E’ questo l’ esordio del percorso che ha condotto la giurisprudenza di legittimità all’ordinanza del 22 giugno 2017, n. 15543. Con la decisione de quo i giudici della Suprema Corte di Cassazione offrono lo spunto per la risoluzione di un nodo assai delicato in materia di responsabilità civile: la compensatio lucri cum damno.
Letteralmente, la locuzione si riferisce ai vantaggi ottenuti dal danneggiato in conseguenza di un fatto illecito. Più precisamente, si tratta di tutte quelle conseguenze positive cui tener conto in sede di determinazione dell’importo risarcitorio. Esempi, in tal senso, si rinvengono negli eventuali emolumenti corrisposti dalle assicurazioni private a seguito di un sinistro subìto; oppure, all’esclusione della detraibilità della pensione di reversibilità ricevuta dalla vedova. Ed ancora, si pensi, alla rendita I.n.a.i.l corrisposta ai congiunti della vittima per infortuni sul lavoro.
Atteggiandosi come parametro liquitativo, la compensatio lucri cum damno pone delicate questioni in ordine al rapporto tra risarcimento del danno aquiliano ed indennizzo nonché interrogativi aventi ad oggetto l’eventuale cumulatività dei due meccanismi riparatori. Più precisamente, ci si chiede se il responsabile ex art. 2043 sia tenuto a risarcire il danneggiato qualora questi abbia già ottenuto una riparazione indennizzaria o viceversa e se possano costituire fonti di danno non solo i fatti illeciti ma altresì la legge o i contratti.
E’ invero che sulla questione la giurisprudenza non ha sempre mostrato un orientamento unanime. Sul punto si registrano diversificate teorie.
La prima delle tesi esclude che, nel nostro ordinamento ,possa consacrarsi un meccanismo di compensatio lucri cum damno. Soluzione questa, che trova manforte dall’assenza di una disciplina ad hoc che, qualora fosse avallata, condurrebbe ad una realtà iniqua tale da sollevare l’autore del danno dalle conseguenze del suo operato.
La seconda tesi, pur non atteggiando la compensatio lucri cum damno a regola generale, non ne nega l’applicazione caso per caso. Più precisamente, si ritiene che non possa escludersi tout a court, che concause preesistenti o sopravvenute al fatto illecito consentano alla vittima di ottenere un vantaggio.
L’ultima delle svariate tesi, invece, riduce la compensatio lucri cum danno a strumento di garanzia di principi valevoli in materia di responsabilità civile. Specificamente, la fattispecie de qua avrebbe applicazione nella solo circostanza in cui il danno sia «diretta ed immediata» conseguenza del fatto illecito. Chi aderisce a siffatto orientamento, ritiene che l’istituto de quo costituisca implicito presupposto dall’art. 1223 c.c., nella parte in cui dispone che «Il risarcimento del danno per l’inadempimento o per il ritardo deve comprendere così la perdita subita dal creditore come il mancato guadagno in quanto ne siano conseguenza immediata e diretta».
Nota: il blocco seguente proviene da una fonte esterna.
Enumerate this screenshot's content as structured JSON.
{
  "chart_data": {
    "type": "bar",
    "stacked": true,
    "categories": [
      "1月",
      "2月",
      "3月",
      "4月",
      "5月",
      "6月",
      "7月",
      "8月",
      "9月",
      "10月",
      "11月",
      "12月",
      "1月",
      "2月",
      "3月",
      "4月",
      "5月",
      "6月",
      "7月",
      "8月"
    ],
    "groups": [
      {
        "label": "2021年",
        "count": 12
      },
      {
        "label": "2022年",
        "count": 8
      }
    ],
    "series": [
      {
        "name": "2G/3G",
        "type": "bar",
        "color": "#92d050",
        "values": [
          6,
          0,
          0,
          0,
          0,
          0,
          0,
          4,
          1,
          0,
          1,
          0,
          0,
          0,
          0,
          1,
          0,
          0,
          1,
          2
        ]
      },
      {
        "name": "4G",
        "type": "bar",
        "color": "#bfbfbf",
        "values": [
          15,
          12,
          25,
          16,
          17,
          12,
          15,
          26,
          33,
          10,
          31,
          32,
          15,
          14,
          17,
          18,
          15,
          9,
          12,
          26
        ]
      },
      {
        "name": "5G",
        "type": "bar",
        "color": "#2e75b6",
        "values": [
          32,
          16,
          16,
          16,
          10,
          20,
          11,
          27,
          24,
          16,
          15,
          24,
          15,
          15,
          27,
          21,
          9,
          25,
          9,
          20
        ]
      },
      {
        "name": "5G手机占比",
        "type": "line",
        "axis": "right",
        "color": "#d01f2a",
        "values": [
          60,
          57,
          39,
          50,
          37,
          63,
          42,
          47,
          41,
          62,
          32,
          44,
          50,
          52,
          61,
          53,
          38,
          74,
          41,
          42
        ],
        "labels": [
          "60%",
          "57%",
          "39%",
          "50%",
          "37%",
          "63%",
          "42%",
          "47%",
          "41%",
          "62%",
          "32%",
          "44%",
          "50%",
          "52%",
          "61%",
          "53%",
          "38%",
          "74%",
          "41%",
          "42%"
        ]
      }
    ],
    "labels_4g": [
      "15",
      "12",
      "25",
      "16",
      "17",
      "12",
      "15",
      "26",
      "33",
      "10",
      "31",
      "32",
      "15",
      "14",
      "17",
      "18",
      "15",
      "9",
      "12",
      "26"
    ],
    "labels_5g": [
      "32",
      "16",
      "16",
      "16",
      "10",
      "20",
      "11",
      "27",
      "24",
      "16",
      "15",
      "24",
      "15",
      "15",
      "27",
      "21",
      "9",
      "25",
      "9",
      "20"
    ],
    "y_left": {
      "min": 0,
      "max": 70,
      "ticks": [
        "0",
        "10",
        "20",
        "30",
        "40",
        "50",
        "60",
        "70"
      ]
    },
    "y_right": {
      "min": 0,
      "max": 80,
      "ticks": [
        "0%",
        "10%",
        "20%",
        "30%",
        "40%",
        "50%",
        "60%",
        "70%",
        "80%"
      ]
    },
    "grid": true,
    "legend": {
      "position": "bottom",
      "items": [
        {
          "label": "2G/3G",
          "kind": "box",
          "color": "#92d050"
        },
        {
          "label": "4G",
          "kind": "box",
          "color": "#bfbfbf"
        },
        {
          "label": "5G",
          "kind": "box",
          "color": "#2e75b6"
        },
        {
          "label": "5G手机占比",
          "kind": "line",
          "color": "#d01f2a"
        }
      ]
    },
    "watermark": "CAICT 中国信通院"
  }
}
Soluzione questa che trova la sua consacrazione nell’ordinanza 22 giugno 2017, n. 15543.
Conformemente al principio cardine in materia di risarcibilità civile secondo cui il risarcimento deve assurgere la sua funziona ripristinatoria e non costituire fonte di ricchezza per il danneggiato, per gli ermellini «lucro» e «danno» non vanno concepiti come un credito ed un debito. Ciò che se ne ricava è l’esclusione di una cumulatività tra risarcimento ed indennizzo. Per i giudici della Suprema Corte, alla vittima di un fatto illecito spetta il risarcimento del danno esistente nel suo patrimonio al momento della liquidazione, trovando, pertanto, applicazione, il principio della c.d. regolarità causale, in base al quale nell’accertamento del danno occorre tener conto dei vantaggi che, prima di detta stima, siano pervenuti o perverranno alla vittima. Conditio sine qua non di siffatta affermazione è la considerazione del vantaggio come diretta conseguenza della fattispecie danno. Trova, peraltro, applicazione, la medesima regola di causalità utilizzata per considerare il danno conseguenza dell’illecito.
Alla luce di quanto esposto, se ne ricava che nella quantificazione del danno non possa procedersi a differenti operazioni ermeneutiche, essendo necessario, al contrario, condurre un’attività unitaria di liquidazione consistente, tra l’altro, nel sottrarre dal patrimonio della vittima ante sinistro il patrimonio della vittima residuato al sinistro. In questo modo, la misura del risarcimento non potrà superare mai l’entità dell’interesse leso.
Il risultato che si ottiene è quello di consacrare la compensatio lucri cum damno come valido parametro per un’equa riparazione.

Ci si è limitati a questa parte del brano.